Fat Tuesday fell on Feb. 25 and the coronavirus was already making its rounds in the U.S. before national leaders and the Centers for Disease Control warned of what was to come.

"When we were told it was a Friday at work that we weren't coming back to work and school was closing down I just kept telling my mom I can't wrap my head around this," Thomas said. "It's much more serious than we are taking it and I can feel it."


Visits to her mother's house on Mondays for red beans and rice, seafood platters on Fridays with the family, daiquiris during Saturday's crawfish boils and beignets in the French Quarter are all traditions snatched away for now.
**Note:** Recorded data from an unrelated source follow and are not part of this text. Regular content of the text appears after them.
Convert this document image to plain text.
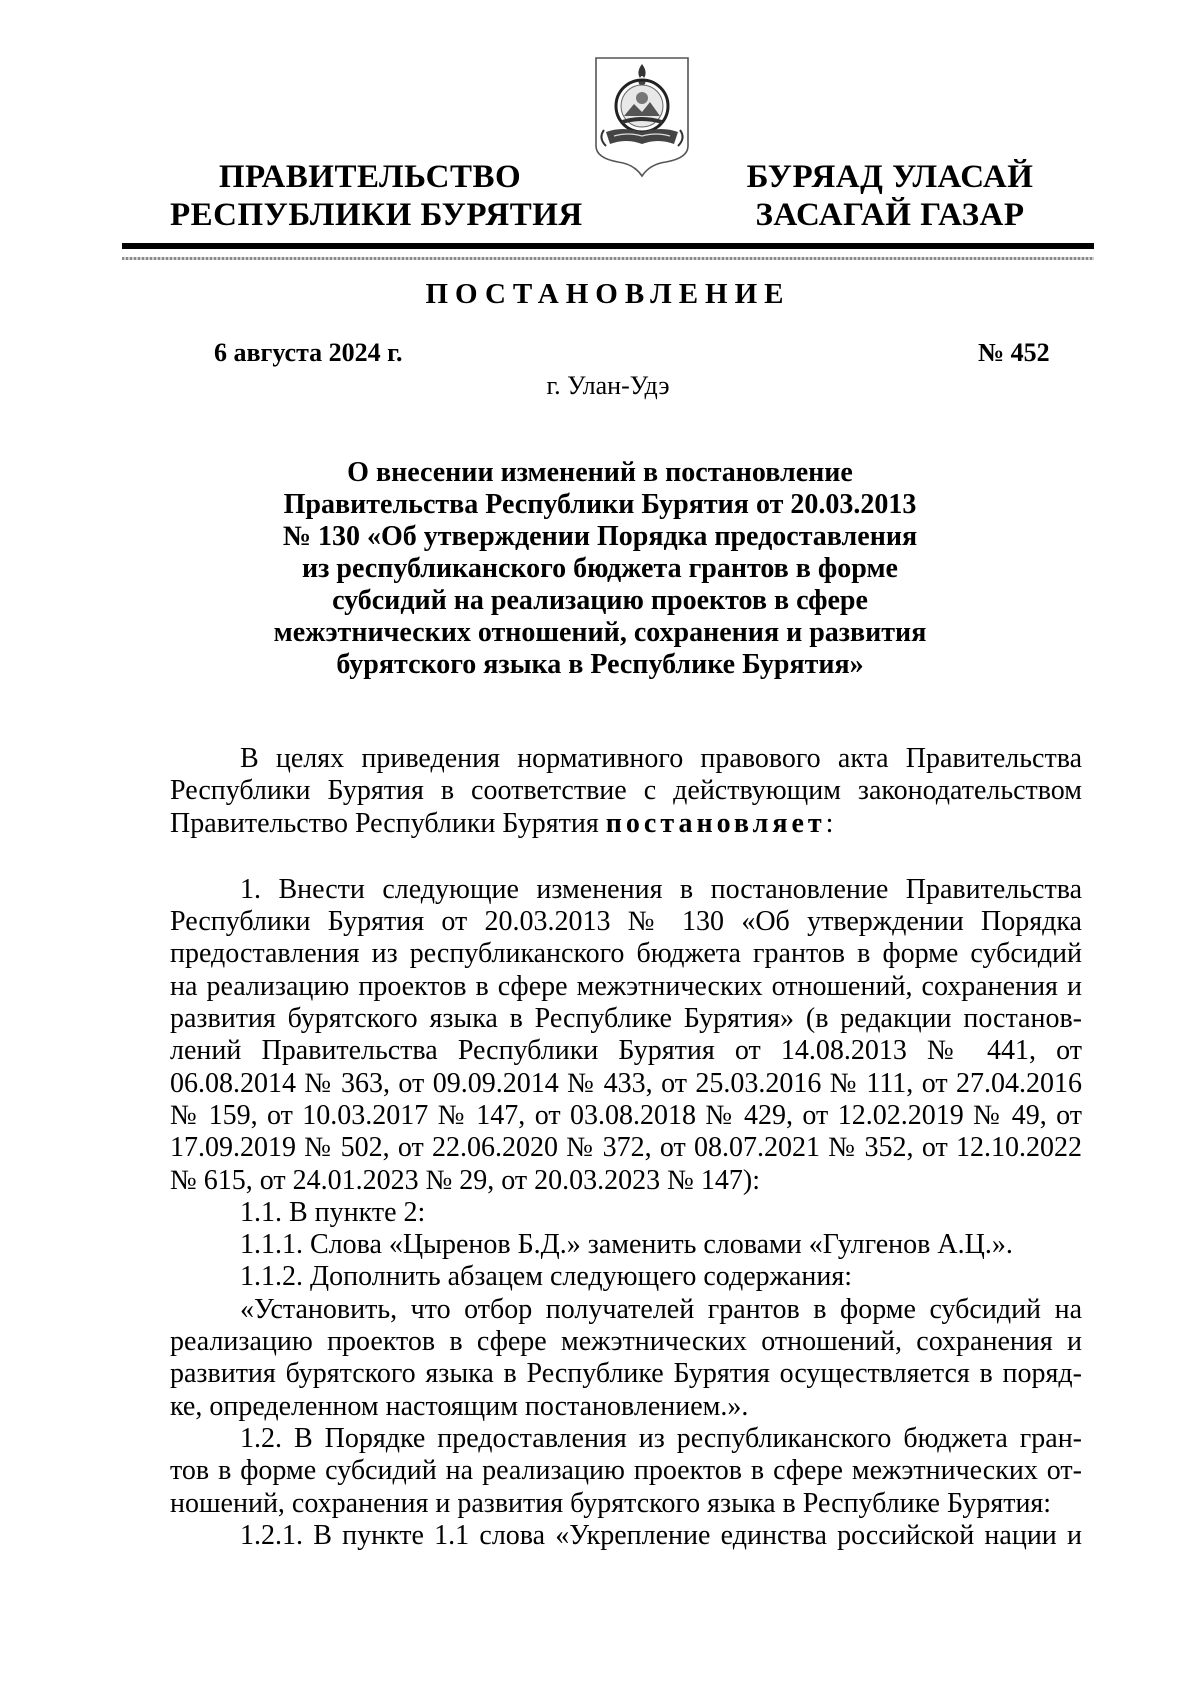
ПРАВИТЕЛЬСТВО
РЕСПУБЛИКИ БУРЯТИЯ
БУРЯАД УЛАСАЙ
ЗАСАГАЙ ГАЗАР
ПОСТАНОВЛЕНИЕ
6 августа 2024 г.	№ 452
г. Улан-Удэ
О внесении изменений в постановление
Правительства Республики Бурятия от 20.03.2013
№ 130 «Об утверждении Порядка предоставления
из республиканского бюджета грантов в форме
субсидий на реализацию проектов в сфере
межэтнических отношений, сохранения и развития
бурятского языка в Республике Бурятия»
В целях приведения нормативного правового акта Правительства
Республики Бурятия в соответствие с действующим законодательством
Правительство Республики Бурятия постановляет:
1. Внести следующие изменения в постановление Правительства
Республики Бурятия от 20.03.2013 № 130 «Об утверждении Порядка
предоставления из республиканского бюджета грантов в форме субсидий
на реализацию проектов в сфере межэтнических отношений, сохранения и
развития бурятского языка в Республике Бурятия» (в редакции постанов-
лений Правительства Республики Бурятия от 14.08.2013 № 441, от
06.08.2014 № 363, от 09.09.2014 № 433, от 25.03.2016 № 111, от 27.04.2016
№ 159, от 10.03.2017 № 147, от 03.08.2018 № 429, от 12.02.2019 № 49, от
17.09.2019 № 502, от 22.06.2020 № 372, от 08.07.2021 № 352, от 12.10.2022
№ 615, от 24.01.2023 № 29, от 20.03.2023 № 147):
1.1. В пункте 2:
1.1.1. Слова «Цыренов Б.Д.» заменить словами «Гулгенов А.Ц.».
1.1.2. Дополнить абзацем следующего содержания:
«Установить, что отбор получателей грантов в форме субсидий на
реализацию проектов в сфере межэтнических отношений, сохранения и
развития бурятского языка в Республике Бурятия осуществляется в поряд-
ке, определенном настоящим постановлением.».
1.2. В Порядке предоставления из республиканского бюджета гран-
тов в форме субсидий на реализацию проектов в сфере межэтнических от-
ношений, сохранения и развития бурятского языка в Республике Бурятия:
1.2.1. В пункте 1.1 слова «Укрепление единства российской нации и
"Every day I call my mom on Facebook messenger also with my sister," Thomas said. "Sometimes we gather together on a conference call. It definitely helps. I think it's a way to ease the anxiety of not being able to be there and have that fun camaraderie that you normally would have."


Her precious daughters, just five and seven months old are enjoying their extra time at home. Little Aja she says has been even more clingy than usual.


"I think she's kind of struggling to process like 'why can't we do the things we normally do?'," Thomas said. "It's tough. Especially when you see the disappointment in their faces."

One of Thomas' biggest concerns is her father who has a brain injury and is left virtually alone in a nursing home.

"He's not very verbal but we can tell with his nonverbal communication that he understands we're there," Thomas said. "To have him there all alone is very tough. I don't want him to feel alone. But it's one of those things where you can't do anything until you can do something."